Thanks @kargl you nailed it. You highlighted the advantage of having the sqrt intrinsic function: it uses the (faster) sqrtsd instruction every time, while the power x**(1._sp/2) only uses it if you supply the -ffast-math flag.
I think that also resolves the dilemma above: the expression x**(1._sp/2) without -ffast-math behaves as x**y , but with -ffast-math it behaves as sqrt(x).
Consequently, it seems you can indeed use the general x**(1._sp/2) to implement the intrinsic sqrt(x), however by default it would only use the fast sqrtsd instruction if -ffast-math is provided (or equivalent). In the case of sqrt we want to always use -ffast-math if it is implemented using x**(1._sp/2), as it turns out that is what the user wants.
Regarding the cleanest implementation, one option is to have a dedicated ASR node for this operation like this:
--- a/src/libasr/ASR.asdl
+++ b/src/libasr/ASR.asdl
@@ -238,6 +238,7 @@ expr
| RealUnaryMinus(expr arg, ttype type, expr? value)
| RealCompare(expr left, cmpop op, expr right, ttype type, expr? value)
| RealBinOp(expr left, binop op, expr right, ttype type, expr? value)
+ | RealSqrt(expr arg, ttype type, expr? value)
| ComplexConstant(float re, float im, ttype type)
| ComplexUnaryMinus(expr arg, ttype type, expr? value)
| ComplexCompare(expr left, cmpop op, expr right, ttype type, expr? value)
The frontend would simply use this node for the intrinsic sqrt(x), as well as it can transform RealBinOp(x op=Pow, 1/2, ...) into RealSqrt(x, ...) if the -ffast-math flag is provided in the ASR->ASR optimization phase.
We are trying to keep the ASR design minimal and only add nodes if needed. I thought the sqrt function could be implemented using the general RealBinOp operator, but I can see now that the backend should only generate the sqrtsd if -ffast-math is provided, but some codes/users cannot use this flag, so it seems a dedicated RealSqrt node might be the way to go, to signal to the backend to use the sqrtsd instruction even without -ffast-math.
An alternative implementation is to recognize the instrinsic sqrt function in the backend and directly generate the sqrtsd instruction. The pro is that ASR is simpler, the con is that the backend has to have a special logic for intrinsic sqrt, so having an explicit ASR node might be cleaner. We struggle these design choices. I’ll think about this.
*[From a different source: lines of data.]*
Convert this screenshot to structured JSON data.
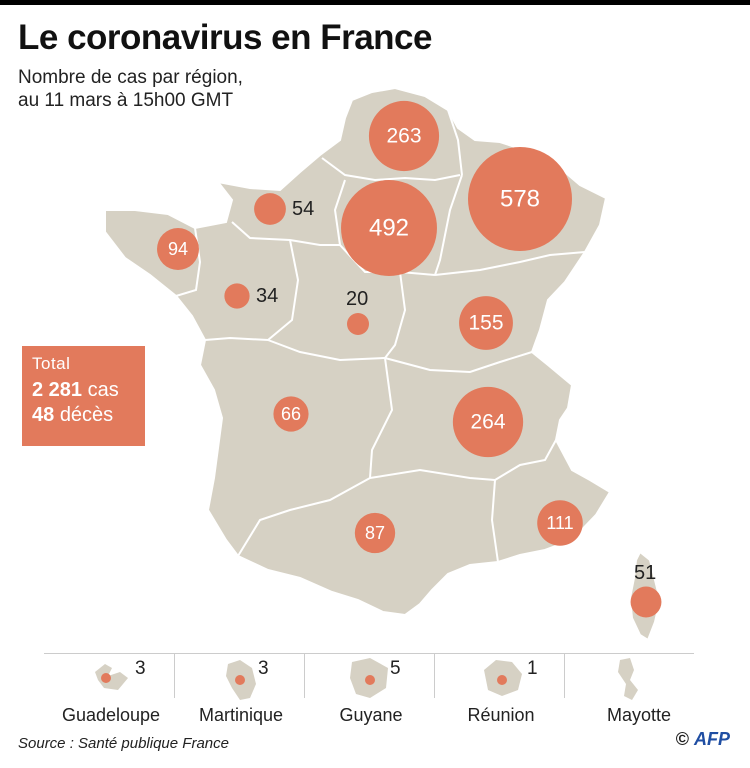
{
  "title": "Le coronavirus en France",
  "subtitle": [
    "Nombre de cas par région,",
    "au 11 mars à 15h00 GMT"
  ],
  "total": {
    "label": "Total",
    "cases_value": "2 281",
    "cases_unit": "cas",
    "deaths_value": "48",
    "deaths_unit": "décès"
  },
  "colors": {
    "bubble": "#e27a5c",
    "land": "#d6d1c4",
    "border": "#ffffff"
  },
  "regions": [
    {
      "id": "hauts-de-france",
      "cases": 263
    },
    {
      "id": "grand-est",
      "cases": 578
    },
    {
      "id": "ile-de-france",
      "cases": 492
    },
    {
      "id": "normandie",
      "cases": 54
    },
    {
      "id": "bretagne",
      "cases": 94
    },
    {
      "id": "pays-de-la-loire",
      "cases": 34
    },
    {
      "id": "centre-val-de-loire",
      "cases": 20
    },
    {
      "id": "bourgogne-franche-comte",
      "cases": 155
    },
    {
      "id": "nouvelle-aquitaine",
      "cases": 66
    },
    {
      "id": "auvergne-rhone-alpes",
      "cases": 264
    },
    {
      "id": "occitanie",
      "cases": 87
    },
    {
      "id": "provence-alpes-cote-d-azur",
      "cases": 111
    },
    {
      "id": "corse",
      "cases": 51
    }
  ],
  "overseas": [
    {
      "name": "Guadeloupe",
      "cases": "3"
    },
    {
      "name": "Martinique",
      "cases": "3"
    },
    {
      "name": "Guyane",
      "cases": "5"
    },
    {
      "name": "Réunion",
      "cases": "1"
    },
    {
      "name": "Mayotte",
      "cases": ""
    }
  ],
  "source": "Source : Santé publique France",
  "credit": {
    "symbol": "©",
    "agency": "AFP"
  }
}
Regarding inlining, LFortran inlines intrinsic functions (it has access to the source code at compile time). It currently doesn’t use -ffast-math because I have not figured out how to make LLVM do it from C++ yet, but that’s a different issue.
@msz59 going forward, as you can see, you might want to focus on another intrinsic function, the sqrt is quite special, as this thread highlighted.